= Memorial Hall (University of Georgia) =

War Memorial Hall (more generally known as Memorial Hall) is a landmark building on the campus of the University of Georgia (UGA) in Athens, Georgia, United States.

The impetus for the building began in 1903 as a joint project between the local YMCA and the University to construct a recreational facility; however, the YMCA eventually decided to build their own building elsewhere in Athens. The University began construction in 1910 on Lucas Hill and spent $59,000 before halting construction when no additional funds were available. In the interim, the partially-completed building served as home to the Bulldogs men's basketball team from 1911 to 1919.

Athens businessman and alumnus Harry Hodgson (class of 1893) renewed construction on the building at the conclusion of World War I by leading an Alumni Committee fundraising campaign to complete the building in honor of those UGA students that served and died in the war. The War Memorial Fund, UGA's first capital campaign, drew contributions from the Rockefeller Foundation and renowned UGA benefactor George Foster Peabody amongst others to collect almost $800,000.

Upon completion in 1925, bronze plaques were installed in the rotunda of the hall that contained the names of every UGA alumnus that died in the war. UGA Chancellor David Barrow wrote the following inscription that was placed on the rotunda's rim:

In loyal love we set apart this house, a memorial to those lovers of peace who took arms, left home and dear ones and gave life that all men might be free.

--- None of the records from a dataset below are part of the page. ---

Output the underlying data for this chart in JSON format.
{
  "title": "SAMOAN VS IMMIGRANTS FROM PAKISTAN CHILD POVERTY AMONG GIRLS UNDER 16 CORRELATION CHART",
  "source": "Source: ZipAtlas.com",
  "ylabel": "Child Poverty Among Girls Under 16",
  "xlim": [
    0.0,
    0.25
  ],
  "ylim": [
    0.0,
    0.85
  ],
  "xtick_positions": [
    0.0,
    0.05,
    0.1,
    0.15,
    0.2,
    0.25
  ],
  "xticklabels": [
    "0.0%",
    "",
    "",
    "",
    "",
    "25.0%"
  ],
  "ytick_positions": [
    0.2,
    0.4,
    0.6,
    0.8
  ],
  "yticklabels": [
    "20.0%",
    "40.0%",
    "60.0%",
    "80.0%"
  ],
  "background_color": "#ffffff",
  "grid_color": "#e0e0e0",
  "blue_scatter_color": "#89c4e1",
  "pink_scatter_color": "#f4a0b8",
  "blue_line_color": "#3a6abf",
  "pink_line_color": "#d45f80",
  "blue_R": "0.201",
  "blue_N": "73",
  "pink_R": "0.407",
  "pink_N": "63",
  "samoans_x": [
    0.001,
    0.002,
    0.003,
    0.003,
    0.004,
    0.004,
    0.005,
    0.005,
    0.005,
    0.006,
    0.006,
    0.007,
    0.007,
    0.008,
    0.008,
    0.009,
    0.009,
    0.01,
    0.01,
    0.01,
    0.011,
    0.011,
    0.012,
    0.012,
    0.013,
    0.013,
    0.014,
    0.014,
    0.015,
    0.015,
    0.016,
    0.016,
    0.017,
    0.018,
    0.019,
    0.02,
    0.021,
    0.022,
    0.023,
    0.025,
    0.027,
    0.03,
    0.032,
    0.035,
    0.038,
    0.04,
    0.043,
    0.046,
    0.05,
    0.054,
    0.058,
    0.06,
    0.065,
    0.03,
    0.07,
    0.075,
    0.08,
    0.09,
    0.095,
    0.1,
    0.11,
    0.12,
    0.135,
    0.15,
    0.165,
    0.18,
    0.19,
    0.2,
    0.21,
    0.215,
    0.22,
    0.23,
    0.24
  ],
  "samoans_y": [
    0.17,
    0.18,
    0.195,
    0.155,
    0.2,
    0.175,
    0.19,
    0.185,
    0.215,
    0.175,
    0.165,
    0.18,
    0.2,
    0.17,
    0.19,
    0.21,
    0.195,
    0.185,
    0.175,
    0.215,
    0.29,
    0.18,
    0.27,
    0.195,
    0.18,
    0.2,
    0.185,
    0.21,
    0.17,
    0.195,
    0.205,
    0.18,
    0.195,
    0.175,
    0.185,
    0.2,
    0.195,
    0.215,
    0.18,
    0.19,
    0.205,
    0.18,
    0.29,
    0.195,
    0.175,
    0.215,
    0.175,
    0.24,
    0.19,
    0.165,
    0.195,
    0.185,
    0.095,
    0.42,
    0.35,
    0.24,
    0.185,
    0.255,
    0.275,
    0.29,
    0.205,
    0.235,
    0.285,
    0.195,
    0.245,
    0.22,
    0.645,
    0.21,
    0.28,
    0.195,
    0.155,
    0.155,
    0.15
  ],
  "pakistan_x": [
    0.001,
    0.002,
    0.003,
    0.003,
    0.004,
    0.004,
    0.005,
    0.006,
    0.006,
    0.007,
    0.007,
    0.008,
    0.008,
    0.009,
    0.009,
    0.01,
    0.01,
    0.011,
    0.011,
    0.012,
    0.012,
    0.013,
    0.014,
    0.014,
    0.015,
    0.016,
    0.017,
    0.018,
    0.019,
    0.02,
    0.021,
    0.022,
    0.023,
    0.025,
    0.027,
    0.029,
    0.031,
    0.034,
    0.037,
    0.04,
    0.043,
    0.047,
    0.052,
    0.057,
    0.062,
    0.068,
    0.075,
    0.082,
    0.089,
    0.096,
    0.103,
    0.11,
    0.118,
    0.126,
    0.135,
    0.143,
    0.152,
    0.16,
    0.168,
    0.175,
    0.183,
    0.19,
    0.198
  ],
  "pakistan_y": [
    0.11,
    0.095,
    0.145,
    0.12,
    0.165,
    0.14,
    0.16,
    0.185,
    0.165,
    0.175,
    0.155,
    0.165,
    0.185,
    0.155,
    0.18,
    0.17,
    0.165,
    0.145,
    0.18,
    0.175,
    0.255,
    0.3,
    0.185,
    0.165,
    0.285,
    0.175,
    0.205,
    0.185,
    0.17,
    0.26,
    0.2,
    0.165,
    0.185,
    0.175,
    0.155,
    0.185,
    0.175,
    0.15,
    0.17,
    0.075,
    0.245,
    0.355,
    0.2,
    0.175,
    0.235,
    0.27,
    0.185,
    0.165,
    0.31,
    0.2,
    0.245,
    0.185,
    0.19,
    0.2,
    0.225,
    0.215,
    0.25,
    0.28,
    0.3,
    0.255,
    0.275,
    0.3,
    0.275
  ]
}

War Memorial Hall served as the student recreation center until the Dean William Tate student center was opened in 1984. Memorial Hall was then used to house the student-run radio station WUOG and several other campus organizations in addition to serving as the class registration facility. Memorial Hall is also the home of the University's Department of Intercultural Affairs, which contains such branches as the African American Cultural Center, International Student Life, Multicultural Services and Programs, as well as the LGBT Resource Center.